ABSTRACT

This chapter maps how health promotions and online web resources targeting people who live with HIV provide narratives of so-called ‘positive living’ messages. Positive living, as Benton et al. state, may mean ‘disclosing one’s HIV-positive status to potential sexual partners, family members and friends; practicing “safer sex”; eating well and abstaining from drinking and smoking; and regularly taking medications.
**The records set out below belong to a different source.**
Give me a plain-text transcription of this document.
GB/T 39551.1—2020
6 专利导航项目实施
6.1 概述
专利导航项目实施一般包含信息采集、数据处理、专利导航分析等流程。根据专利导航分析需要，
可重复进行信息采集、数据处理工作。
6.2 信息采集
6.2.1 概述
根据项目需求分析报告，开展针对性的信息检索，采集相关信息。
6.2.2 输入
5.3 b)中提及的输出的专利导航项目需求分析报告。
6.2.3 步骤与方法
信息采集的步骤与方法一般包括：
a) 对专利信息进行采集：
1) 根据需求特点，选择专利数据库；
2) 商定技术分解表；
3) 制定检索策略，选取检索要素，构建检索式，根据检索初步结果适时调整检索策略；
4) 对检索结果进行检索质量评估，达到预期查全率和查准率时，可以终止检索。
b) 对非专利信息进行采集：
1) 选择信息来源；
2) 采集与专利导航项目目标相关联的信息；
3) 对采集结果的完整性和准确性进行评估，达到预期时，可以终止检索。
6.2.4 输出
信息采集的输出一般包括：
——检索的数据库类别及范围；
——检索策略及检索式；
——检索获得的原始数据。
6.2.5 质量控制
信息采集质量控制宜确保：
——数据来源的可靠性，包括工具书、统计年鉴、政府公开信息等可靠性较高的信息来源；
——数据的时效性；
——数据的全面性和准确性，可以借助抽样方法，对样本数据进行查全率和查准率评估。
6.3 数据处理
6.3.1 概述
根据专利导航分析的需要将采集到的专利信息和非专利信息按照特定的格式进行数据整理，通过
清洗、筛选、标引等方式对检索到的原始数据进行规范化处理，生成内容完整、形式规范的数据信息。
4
More intangibly, positive living, as the name suggests, also requires a marked positive change in attitude and self-perceptions and demonstrable levels of self-sufficiency, responsibility and expressed concern about self-care among HIV-positive people’. The chapter connects this insight with a focus on neoliberalism and argues that, in the era of ‘ending AIDS’, health promotions that address people living with HIV (PLHIV) balances between playing on disciplinary notions of subjection to biomedical adherence and, on the other hand, a much more neoliberal notion of security wherein positive living also signifies a return to ‘normal’. The chapter, in the final analysis, draws out the three ‘categories’ – suppression, disclosing and surviving – as part of a discourse where empowerment meets neoliberalism and where discipline meets freedom. In the era of the end of AIDS, what positive living campaigns do needs to be critically analyzed not as a negative analysis of access to and use of ARVs, but rather to tease out what ‘problems’ such health promotions address and what behavior they encourage. Conversely, how certain behaviors become normative and desirable, while others are shunned or discouraged.